TooMuchBlue

My collection of rants and raves about technology, my kids and family, social/cultural phenomena, and inconsistencies in the media and politics.

2005-02-20

A major encryption algorithm cracked

This just in from crypto guru Bruce Schneier:

SHA-1 Broken

SHA-1 has been broken. Not a reduced-round version. Not a simplified version. The real thing.
This is a favorite subject of mine, partly because the couple of years I spent with distributed.net, partly from the extreme math/geek factor of crypto algorithms. (I read Schneier's book cover-to-cover, for fun.) A little background from the paper written by the researchers:
One-way hash functions are a cryptographic construct used in many applications.
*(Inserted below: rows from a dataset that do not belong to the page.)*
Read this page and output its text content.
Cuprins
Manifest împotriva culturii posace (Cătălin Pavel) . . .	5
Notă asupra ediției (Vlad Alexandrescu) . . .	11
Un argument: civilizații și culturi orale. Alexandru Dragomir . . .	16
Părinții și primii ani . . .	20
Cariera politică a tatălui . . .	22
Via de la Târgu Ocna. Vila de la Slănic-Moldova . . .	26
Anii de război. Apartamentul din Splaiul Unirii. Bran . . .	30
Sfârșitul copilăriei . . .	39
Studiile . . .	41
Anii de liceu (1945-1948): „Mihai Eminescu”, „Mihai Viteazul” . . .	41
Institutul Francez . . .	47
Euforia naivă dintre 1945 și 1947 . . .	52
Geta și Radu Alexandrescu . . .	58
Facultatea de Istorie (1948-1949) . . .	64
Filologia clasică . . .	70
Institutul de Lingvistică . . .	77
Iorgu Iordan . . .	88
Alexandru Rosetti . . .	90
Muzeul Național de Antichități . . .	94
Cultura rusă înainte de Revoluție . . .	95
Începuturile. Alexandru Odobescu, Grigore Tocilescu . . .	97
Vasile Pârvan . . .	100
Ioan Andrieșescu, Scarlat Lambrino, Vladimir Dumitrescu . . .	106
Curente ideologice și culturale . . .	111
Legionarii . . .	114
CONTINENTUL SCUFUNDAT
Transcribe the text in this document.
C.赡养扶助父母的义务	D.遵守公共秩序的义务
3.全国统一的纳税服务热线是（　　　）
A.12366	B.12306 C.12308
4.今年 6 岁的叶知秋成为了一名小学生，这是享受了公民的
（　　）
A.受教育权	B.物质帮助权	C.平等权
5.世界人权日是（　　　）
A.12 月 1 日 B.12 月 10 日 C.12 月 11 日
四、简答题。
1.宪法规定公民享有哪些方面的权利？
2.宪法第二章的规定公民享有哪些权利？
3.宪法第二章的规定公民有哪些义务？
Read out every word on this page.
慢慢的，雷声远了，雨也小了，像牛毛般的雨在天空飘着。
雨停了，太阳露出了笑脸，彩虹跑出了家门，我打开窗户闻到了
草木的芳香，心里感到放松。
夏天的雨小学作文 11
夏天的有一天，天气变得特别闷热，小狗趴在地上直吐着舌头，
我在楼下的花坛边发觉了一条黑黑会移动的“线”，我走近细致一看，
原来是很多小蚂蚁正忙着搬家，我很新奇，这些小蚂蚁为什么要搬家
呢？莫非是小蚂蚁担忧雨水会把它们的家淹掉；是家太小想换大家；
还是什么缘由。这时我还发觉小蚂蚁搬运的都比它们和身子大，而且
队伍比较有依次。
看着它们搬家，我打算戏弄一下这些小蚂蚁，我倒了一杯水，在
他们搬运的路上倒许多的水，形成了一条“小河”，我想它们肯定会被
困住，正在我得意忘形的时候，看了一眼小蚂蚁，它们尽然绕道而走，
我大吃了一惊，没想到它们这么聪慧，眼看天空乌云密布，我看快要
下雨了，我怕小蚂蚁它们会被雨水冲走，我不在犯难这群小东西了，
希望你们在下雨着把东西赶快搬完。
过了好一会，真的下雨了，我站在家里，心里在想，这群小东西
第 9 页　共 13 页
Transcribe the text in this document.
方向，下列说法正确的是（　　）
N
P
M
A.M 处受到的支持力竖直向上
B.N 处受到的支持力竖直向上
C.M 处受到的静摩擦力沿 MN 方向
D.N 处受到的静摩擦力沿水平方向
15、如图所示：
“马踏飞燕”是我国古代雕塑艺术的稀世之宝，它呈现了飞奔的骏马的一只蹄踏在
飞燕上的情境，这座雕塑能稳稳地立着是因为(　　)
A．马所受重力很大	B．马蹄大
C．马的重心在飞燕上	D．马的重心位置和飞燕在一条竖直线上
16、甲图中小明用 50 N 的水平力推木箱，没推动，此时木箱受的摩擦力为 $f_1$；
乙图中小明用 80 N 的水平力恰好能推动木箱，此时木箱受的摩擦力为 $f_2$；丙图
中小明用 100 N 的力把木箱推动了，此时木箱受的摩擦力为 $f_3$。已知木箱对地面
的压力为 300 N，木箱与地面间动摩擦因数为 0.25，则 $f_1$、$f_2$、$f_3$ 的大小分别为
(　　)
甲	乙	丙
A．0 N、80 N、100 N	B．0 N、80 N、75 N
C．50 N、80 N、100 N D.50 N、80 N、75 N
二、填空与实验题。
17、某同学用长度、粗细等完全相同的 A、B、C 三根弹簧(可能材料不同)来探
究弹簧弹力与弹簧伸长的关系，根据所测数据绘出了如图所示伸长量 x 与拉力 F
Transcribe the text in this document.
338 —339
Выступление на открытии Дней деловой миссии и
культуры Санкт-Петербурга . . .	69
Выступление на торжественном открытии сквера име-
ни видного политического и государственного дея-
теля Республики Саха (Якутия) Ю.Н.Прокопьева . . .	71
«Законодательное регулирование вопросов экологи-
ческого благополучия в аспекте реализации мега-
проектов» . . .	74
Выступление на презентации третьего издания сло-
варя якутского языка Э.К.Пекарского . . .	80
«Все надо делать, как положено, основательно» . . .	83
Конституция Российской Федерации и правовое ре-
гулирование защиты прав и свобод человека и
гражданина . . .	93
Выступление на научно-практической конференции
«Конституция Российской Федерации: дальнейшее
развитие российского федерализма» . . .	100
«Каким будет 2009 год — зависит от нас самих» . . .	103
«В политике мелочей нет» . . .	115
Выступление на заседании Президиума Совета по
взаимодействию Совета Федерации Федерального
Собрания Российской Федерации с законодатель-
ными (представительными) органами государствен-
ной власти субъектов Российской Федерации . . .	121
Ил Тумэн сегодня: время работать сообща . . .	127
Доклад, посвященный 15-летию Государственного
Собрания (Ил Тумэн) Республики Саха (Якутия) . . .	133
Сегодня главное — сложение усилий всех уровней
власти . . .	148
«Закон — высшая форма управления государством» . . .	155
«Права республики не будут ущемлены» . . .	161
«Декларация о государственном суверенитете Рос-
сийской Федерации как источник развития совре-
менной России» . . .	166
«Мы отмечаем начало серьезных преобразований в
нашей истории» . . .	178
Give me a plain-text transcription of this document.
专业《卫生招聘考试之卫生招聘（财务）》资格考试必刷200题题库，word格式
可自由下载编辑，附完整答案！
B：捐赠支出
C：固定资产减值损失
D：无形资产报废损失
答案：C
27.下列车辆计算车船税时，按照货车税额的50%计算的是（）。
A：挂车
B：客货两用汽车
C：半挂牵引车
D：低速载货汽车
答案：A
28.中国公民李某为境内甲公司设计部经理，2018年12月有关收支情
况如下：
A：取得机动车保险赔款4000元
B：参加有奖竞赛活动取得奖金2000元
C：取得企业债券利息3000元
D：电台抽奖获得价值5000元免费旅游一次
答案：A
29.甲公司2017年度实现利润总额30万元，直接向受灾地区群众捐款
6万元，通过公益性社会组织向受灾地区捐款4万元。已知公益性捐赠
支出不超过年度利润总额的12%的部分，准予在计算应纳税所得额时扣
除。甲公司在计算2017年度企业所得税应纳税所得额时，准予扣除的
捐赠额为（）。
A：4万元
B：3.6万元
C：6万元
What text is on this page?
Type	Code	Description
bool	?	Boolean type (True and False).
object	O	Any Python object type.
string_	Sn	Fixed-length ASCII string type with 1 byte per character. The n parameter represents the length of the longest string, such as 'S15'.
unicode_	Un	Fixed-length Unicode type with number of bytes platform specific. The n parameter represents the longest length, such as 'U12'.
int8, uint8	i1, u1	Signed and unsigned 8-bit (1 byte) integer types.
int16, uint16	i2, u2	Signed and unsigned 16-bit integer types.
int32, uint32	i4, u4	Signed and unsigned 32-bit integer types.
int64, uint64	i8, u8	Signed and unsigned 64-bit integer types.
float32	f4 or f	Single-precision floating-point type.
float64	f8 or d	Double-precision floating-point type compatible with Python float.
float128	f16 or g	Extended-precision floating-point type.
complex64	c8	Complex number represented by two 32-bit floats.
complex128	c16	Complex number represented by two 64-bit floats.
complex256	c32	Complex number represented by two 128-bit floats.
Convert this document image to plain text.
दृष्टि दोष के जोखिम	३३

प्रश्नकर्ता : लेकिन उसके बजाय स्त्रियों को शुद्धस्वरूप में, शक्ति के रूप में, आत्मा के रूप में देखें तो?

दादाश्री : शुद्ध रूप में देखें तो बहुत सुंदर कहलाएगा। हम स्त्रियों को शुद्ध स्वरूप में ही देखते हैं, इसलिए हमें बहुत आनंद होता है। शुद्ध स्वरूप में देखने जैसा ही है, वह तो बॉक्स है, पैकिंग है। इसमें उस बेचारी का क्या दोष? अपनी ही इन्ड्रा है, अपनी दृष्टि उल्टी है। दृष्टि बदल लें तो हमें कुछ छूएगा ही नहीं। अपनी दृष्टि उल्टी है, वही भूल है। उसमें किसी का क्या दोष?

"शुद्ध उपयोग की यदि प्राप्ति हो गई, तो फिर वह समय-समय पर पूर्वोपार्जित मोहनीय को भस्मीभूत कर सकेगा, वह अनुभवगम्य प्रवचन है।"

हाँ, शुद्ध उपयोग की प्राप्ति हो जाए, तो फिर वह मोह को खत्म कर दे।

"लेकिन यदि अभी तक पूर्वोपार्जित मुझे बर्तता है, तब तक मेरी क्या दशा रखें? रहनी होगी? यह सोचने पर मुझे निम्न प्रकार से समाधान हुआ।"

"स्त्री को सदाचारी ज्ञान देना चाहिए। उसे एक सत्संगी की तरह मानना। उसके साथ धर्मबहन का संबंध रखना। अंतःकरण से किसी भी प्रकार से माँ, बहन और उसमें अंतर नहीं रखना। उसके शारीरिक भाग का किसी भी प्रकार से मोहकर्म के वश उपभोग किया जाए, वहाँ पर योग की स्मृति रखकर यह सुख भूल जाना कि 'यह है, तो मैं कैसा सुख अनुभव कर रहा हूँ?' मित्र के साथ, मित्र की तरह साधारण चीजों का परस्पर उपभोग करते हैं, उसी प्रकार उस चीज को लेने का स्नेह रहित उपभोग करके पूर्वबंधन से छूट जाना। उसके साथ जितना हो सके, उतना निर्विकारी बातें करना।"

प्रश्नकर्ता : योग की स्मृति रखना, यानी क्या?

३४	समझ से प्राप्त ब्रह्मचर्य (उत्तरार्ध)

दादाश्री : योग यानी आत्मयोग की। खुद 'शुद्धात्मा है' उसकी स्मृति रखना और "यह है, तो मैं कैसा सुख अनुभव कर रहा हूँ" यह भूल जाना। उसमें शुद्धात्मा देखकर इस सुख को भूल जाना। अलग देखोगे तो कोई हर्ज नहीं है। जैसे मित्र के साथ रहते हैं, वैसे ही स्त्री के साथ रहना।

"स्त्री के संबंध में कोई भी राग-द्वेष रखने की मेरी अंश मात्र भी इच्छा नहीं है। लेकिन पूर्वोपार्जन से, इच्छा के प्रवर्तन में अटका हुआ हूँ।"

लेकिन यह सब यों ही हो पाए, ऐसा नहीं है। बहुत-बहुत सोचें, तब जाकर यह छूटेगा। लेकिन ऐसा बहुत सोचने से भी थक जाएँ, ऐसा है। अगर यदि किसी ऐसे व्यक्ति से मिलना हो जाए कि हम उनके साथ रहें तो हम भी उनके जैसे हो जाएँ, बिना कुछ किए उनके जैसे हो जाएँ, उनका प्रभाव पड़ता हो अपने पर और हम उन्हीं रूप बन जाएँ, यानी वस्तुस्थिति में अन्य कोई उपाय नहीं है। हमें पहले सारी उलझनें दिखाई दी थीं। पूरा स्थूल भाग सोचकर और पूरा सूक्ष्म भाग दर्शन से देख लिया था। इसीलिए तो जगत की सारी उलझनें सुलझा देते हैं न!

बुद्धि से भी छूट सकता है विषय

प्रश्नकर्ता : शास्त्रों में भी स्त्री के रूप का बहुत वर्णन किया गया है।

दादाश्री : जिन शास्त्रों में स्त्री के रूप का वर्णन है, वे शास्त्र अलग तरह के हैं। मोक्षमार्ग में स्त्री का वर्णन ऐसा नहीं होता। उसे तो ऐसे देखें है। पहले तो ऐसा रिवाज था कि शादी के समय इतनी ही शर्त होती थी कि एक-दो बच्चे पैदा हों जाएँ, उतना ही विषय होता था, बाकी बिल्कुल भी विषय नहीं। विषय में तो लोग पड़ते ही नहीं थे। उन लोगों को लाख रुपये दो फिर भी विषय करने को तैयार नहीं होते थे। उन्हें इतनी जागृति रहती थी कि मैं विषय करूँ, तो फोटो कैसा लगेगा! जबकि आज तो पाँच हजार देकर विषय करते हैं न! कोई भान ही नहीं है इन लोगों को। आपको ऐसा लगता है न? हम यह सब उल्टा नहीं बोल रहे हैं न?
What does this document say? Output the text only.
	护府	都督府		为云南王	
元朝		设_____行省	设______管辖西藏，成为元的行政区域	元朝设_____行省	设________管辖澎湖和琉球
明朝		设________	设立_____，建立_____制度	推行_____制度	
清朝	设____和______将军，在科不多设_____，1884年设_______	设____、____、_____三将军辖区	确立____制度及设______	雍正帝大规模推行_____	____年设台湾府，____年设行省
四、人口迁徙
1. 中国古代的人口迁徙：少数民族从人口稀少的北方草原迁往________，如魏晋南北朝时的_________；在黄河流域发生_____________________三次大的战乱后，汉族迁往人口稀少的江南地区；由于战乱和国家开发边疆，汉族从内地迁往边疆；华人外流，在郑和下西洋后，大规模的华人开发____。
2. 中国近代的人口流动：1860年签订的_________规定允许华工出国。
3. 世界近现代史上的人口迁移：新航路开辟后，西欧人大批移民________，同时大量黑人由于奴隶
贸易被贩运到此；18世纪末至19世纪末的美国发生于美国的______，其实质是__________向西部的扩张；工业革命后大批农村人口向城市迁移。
They are used in conjunction with public-key algorithms for both encryption and digital signatures. They are used in integrity checking. They are used in authentication. They have all sorts of applications in a great many different protocols. Much more than encryption algorithms, one-way hash functions are the workhorses of modern cryptography.
So how big a deal is this in a practical sense?
For the average Internet user, this news is not a cause for panic. No one is going to be breaking digital signatures or reading encrypted messages anytime soon. The electronic world is no less secure after these announcements than it was before. ... Jon Callas, PGP's CTO, put it best: "It's time to walk, but not run, to the fire exits. You don't see smoke, but the fire alarms have gone off." That's basically what I said last August.